WAVELET TYPE SELECTION IN THE PROBLEM OF ANOMALY INTRUSIONS DETECTION IN COMPUTER NETWORKS USING MULTIFRACTAL ANALYSIS METHODS
Sheluhin Oleg Ivanovich,
Head of department of Information security and Automation, professor, D.Sc (Techn), MTUCI, Moscow, Russia, [email protected]
Sirukhi Joseph Were,
Enerproject Group, Deputy Head of Technical Service Department, PhD, MTUCI, Moscow, Russia, [email protected]
Pankrushin Alexandr Vladimirovich,
PhD student of department of Information security and Automation, MTUCI, Moscow, Russia, [email protected]
Keywords: hurst parameter, long-range dependence, packet traffic, parameter estimation, telecommunications networks, time-scale analysis, online analysis, wavelet decomposition, sliding window analysis.
In the article examines detection peculiarities of anomaly bursts of telecommunications traffic, in real time, using fractal methods. The method is based, on the current estimation of the traffic fractal properties using a sliding window and multiresolution wavelet analysis. Traffic fractal properties are estimated by the Hurst parameter. Multiresolution wavelet analysis is realized by using the discrete wavelet transform of scalable processes. As a result, network traffic is translated into the time-frequency space, where it can be analyzed in details. Thus, the wavelet transform can be represented as a way of simultaneous observation of the time sequences of all the durations on different scales. Since in the problem of detecting the amount of the traffic being analyzed is limited by the size of the analysis window, for different mother wavelets, the number of decomposition levels will be different. These features are illustrated by two examples of wavelet types - Haar and Daubechies. The reason for choosing these wavelets systems is due to their orthonormality, and that they form the basis, where the number of vanishing moments can easily be increased.

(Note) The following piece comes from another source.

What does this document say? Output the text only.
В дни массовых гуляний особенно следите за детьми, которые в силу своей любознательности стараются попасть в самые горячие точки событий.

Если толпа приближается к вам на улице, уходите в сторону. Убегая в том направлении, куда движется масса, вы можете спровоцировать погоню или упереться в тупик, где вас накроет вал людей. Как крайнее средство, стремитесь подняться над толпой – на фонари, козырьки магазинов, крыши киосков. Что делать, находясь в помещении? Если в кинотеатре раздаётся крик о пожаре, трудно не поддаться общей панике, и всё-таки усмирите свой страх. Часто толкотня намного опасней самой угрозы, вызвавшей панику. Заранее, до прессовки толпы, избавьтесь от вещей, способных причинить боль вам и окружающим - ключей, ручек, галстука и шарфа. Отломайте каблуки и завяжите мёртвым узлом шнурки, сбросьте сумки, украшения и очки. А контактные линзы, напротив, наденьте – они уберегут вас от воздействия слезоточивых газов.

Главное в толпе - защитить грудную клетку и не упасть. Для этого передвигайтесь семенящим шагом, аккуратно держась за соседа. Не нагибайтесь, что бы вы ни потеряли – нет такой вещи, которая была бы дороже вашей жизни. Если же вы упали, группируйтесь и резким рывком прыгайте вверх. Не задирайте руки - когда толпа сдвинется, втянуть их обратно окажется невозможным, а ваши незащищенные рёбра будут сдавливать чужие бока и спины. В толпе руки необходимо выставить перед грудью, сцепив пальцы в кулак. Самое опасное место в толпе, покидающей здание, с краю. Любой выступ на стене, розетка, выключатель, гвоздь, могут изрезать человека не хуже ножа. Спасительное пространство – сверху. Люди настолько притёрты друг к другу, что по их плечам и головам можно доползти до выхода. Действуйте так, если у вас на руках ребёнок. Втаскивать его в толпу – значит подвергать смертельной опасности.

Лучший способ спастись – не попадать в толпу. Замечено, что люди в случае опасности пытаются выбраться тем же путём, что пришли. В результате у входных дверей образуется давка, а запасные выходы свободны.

A comparative analysis of the detection reliability of the traffic anomaly bursts , has been made, using an example of anomalies caused by the Neptune (SYN-flood) attack for the two types of wavelets. The proposed approach of estimating the parameters of self-similarity in real time is required, for example, creates effective intrusion detection in computer networks and provides wide opportunities for analyzing properties of telecommunications signals. It is indicated, that in problems of detection of traffic anomaly bursts selection of the type of mother wavelet is essential. It is shown that the size of the analysis window is limited on the one hand by the accuracy requirements of the Hurst parameter estimator and, on the other hand by the anomaly duration. Recommendations on the choice of the type of wavelet for the problem of detection of anomaly intrusions into computer networks, using multifractal analysis methods are given.
For citation:
Sheluhin O.I., Sirukhi J.W., Pankrushin A.V. Wavelet type selection in the problem of anomaly intrusions detection in computer networks using multifractal analysis methods. T-Comm. 2015. Vol 9. No.4, pр. 88-92.
Problem formulation
in [1,2,8,9] showed that for the estimation of the Hurst parameter H, the only property of the wavelet that matters is the number of vanishing moments. There is no difference whether the wavelet is symmetrical or not, has orthogonal, semi orthogonal or bi-orthogonal basis [3, 4, 10]. However, estimation of anomaly detection has its own features associated with the formulation of the problem [II, 12]. It is related to the volume of the analyzed sample.
Since in the problem of detecting the amount of traffic being analyzed is limited by the size of the analysis window, for different mother wavelets, the number of decomposition levels will be different. As a result it appears that the accuracy of anomaly detection depends on the choice of the type of wavelet. We illustrate this with two types of wavelets -Haar and Daubechies. The reason for choosing these wavelets systems is due to their orthonormality, and that they form the basis, where the number of vanishing moments can easily be increased.
Experimental description
We had considered two cases for features of estimation of Hurst parameter H with different types of wavelets been used in anomaly detection.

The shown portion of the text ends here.